Tarih 7 Ekim 2023… İsrail-Filistin Savaşı’nda tarihi bir gün olarak hatırlanacak. Hamas’ın askeri kanadı Kassam Tugayları İsrail’in güneyindeki şehirleri hedef alarak 20 dakika içinde İsrail’e 5 bin füze/roket göndermişti. Ayrıca karadan da farklı bir strateji ile hiç kimsenin aklına gelmeyecek bir yöntemle planörlerle havadan sızma harekatını gerçekleştirmişti. Şehir içlerine sızan Hamas askeri grubu Beyt Hanun-Erez Sınır kapısını kontrol altına alarak birçok İsrailli asker ve polisi esir almıştı.
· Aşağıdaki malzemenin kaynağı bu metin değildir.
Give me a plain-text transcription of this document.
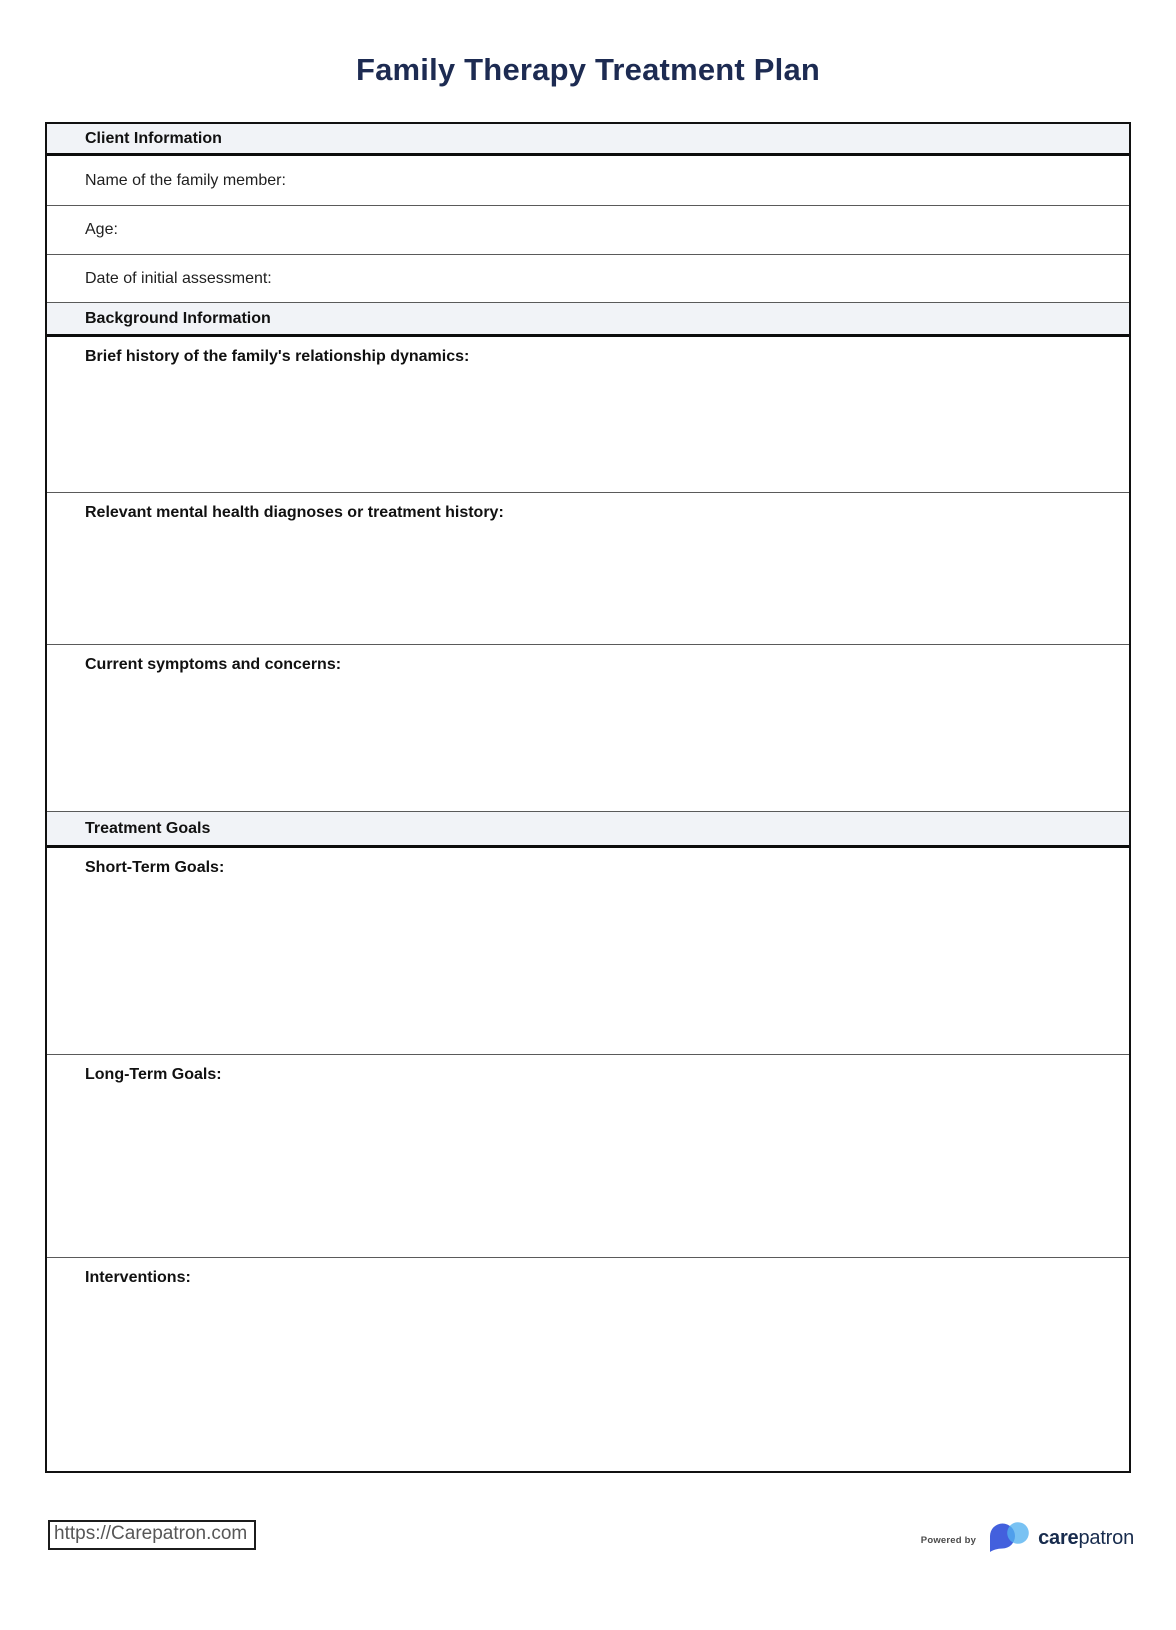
Family Therapy Treatment Plan
Client Information
Name of the family member:
Age:
Date of initial assessment:
Background Information
Brief history of the family's relationship dynamics:
Relevant mental health diagnoses or treatment history:
Current symptoms and concerns:
Treatment Goals
Short-Term Goals:
Long-Term Goals:
Interventions:
https://Carepatron.com	Powered by	carepatron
İsrail 50 yıllık tarihinde böylesi bir saldırı ile karşılaşmamıştı. İsrail, Hamas’ın bu ani saldırısının şokuyla birkaç gün kendine gelememişti. Çünkü övünüp gurur duyduğu Demir Kubbe ilk defa delinmişti. Ne zamanki kendisine geldi, Gazze’yi havadan, karadan ve denizden bombardımana tuttu. O günden bu yana geçen 15 gün içinde Batı Şeria dahil olmak üzere Filistin’de cepheyi genişleterek saldırılarını sürdürdü. Hamas da İsrail içlerine yönelik füze/roket atışlarıyla misilleme yapmaya devam etti. İsrail-Filistin arasındaki karşılıklı saldırılar halen devam ediyor. İsrail’in Filistin’e (Gazze, Batı Şeria ve Ürdün sınırı) yönelik yapmış olduğu saldırılara İsrailli yerleşimciler de dahil olmuştu.
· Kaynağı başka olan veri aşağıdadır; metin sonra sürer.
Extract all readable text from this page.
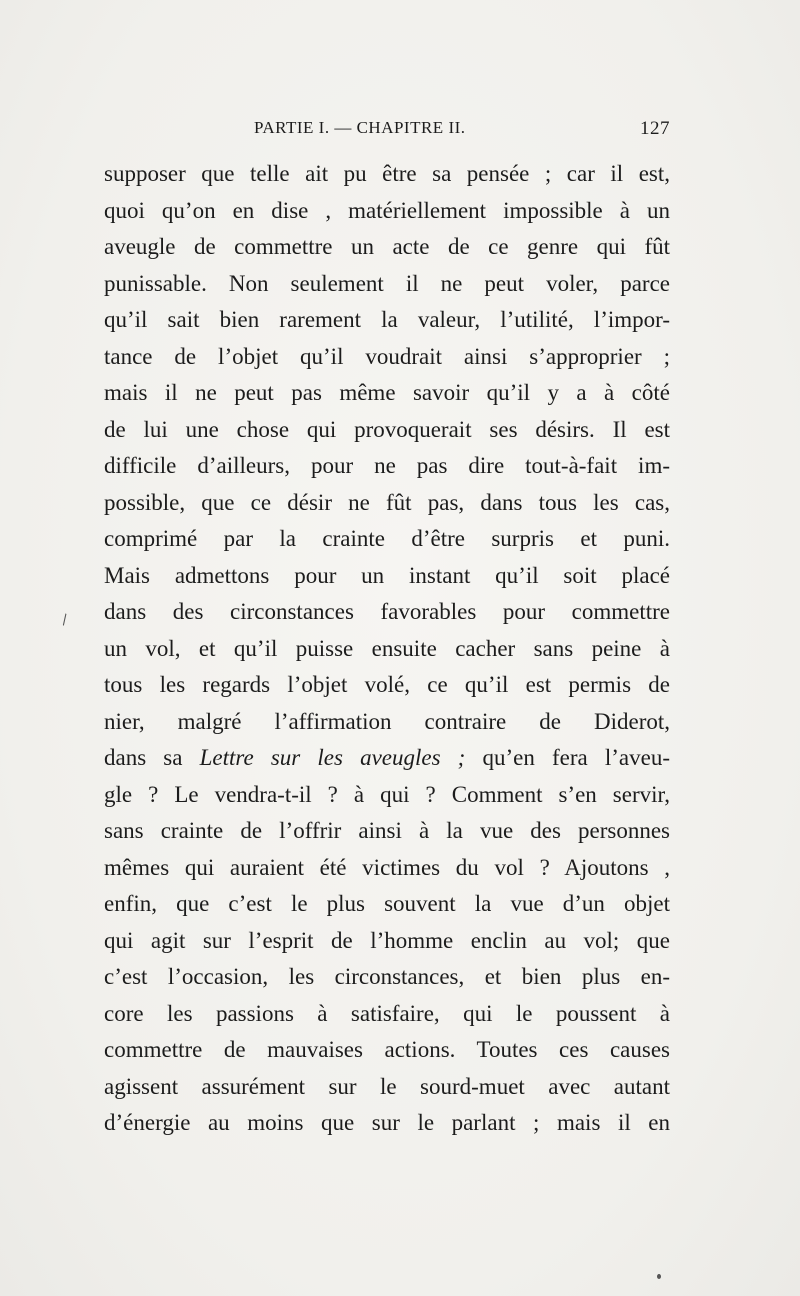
PARTIE I. — CHAPITRE II.	127
supposer que telle ait pu être sa pensée ; car il est,
quoi qu’on en dise , matériellement impossible à un
aveugle de commettre un acte de ce genre qui fût
punissable. Non seulement il ne peut voler, parce
qu’il sait bien rarement la valeur, l’utilité, l’impor-
tance de l’objet qu’il voudrait ainsi s’approprier ;
mais il ne peut pas même savoir qu’il y a à côté
de lui une chose qui provoquerait ses désirs. Il est
difficile d’ailleurs, pour ne pas dire tout-à-fait im-
possible, que ce désir ne fût pas, dans tous les cas,
comprimé par la crainte d’être surpris et puni.
Mais admettons pour un instant qu’il soit placé
dans des circonstances favorables pour commettre
un vol, et qu’il puisse ensuite cacher sans peine à
tous les regards l’objet volé, ce qu’il est permis de
nier, malgré l’affirmation contraire de Diderot,
dans sa Lettre sur les aveugles ; qu’en fera l’aveu-
gle ? Le vendra-t-il ? à qui ? Comment s’en servir,
sans crainte de l’offrir ainsi à la vue des personnes
mêmes qui auraient été victimes du vol ? Ajoutons ,
enfin, que c’est le plus souvent la vue d’un objet
qui agit sur l’esprit de l’homme enclin au vol; que
c’est l’occasion, les circonstances, et bien plus en-
core les passions à satisfaire, qui le poussent à
commettre de mauvaises actions. Toutes ces causes
agissent assurément sur le sourd-muet avec autant
d’énergie au moins que sur le parlant ; mais il en
\
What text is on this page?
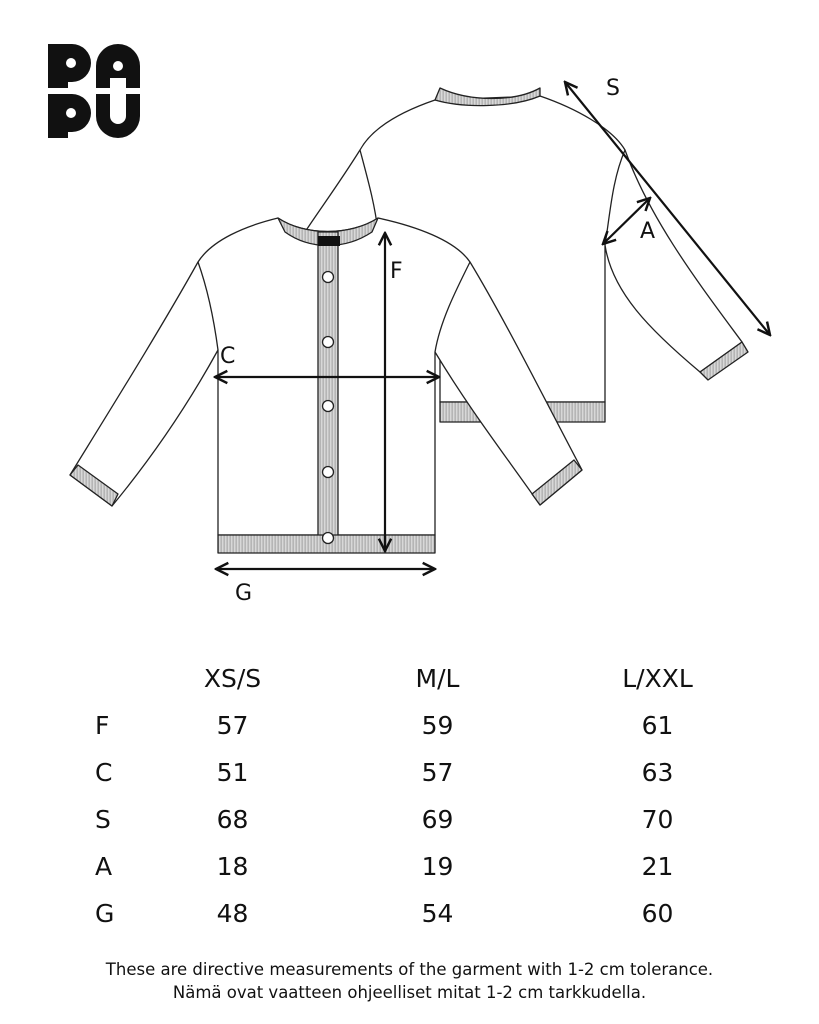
S
A
F
C
G
	XS/S	M/L	L/XXL
F	57	59	61
C	51	57	63
S	68	69	70
A	18	19	21
G	48	54	60
These are directive measurements of the garment with 1-2 cm tolerance.
Nämä ovat vaatteen ohjeelliset mitat 1-2 cm tarkkudella.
İsrail-Filistin Savaşı, 75 yıldır devam ediyor. Hamas’ın askeri grubu İzzeddin el-Kasım Tugayları’nın 7 Ekim 2023 tarihinde İsrail’e yönelik başlatmış olduğu ‘Aksa Tufanı ı’ operasyonu üzerinden 15 gün geçti. Bugüne kadar 306’sı asker olmak üzere toplam 1400’ün üzerinde İsrailli ölmüş ve 5 bine yakın İsrailli de yaralandı. İsrail saldırılarında 1756’sı çocuk olmak üzere toplam 4 bin 385 Filistinli şehit oldu. 15 bine yakın Filistinli de yaralandı. İsrail saldırıları sonucunu 18 gazeteci hayatını kaybetti.
GAZZE’DE YAŞANAN BÜYÜK FELAKET/NEDVE…
İsrail saldırısı altındaki Gazze Şeridi’nde 2 milyon Filistinli açlık, susuzluk ve salgın hastalıklarla karşı-karşıya. Gazze’yi hiçbir insani yardım ulaştırılamıyor. Gazze halkı ölümle pençeleşiyor.
Gazze halkı sokaklarda yatıp kalkmakta olduğu için şu anda doğrudan hedef haline gelmiş durumda. Zaten sığındıkları hastaneler, camiler ve kiliseler de İsrail tarafından bombalanıyor.
Gazze’deki Filistin halkına kısa bir zaman içinde temel ihtiyaçları olan su, elektrik ve gıda ulaştırılamazsa insanlık adına korkunç bir felaket yaşanacak. Gazze’deki Filistin halkına acilen yardım edilmesi gerekiyor.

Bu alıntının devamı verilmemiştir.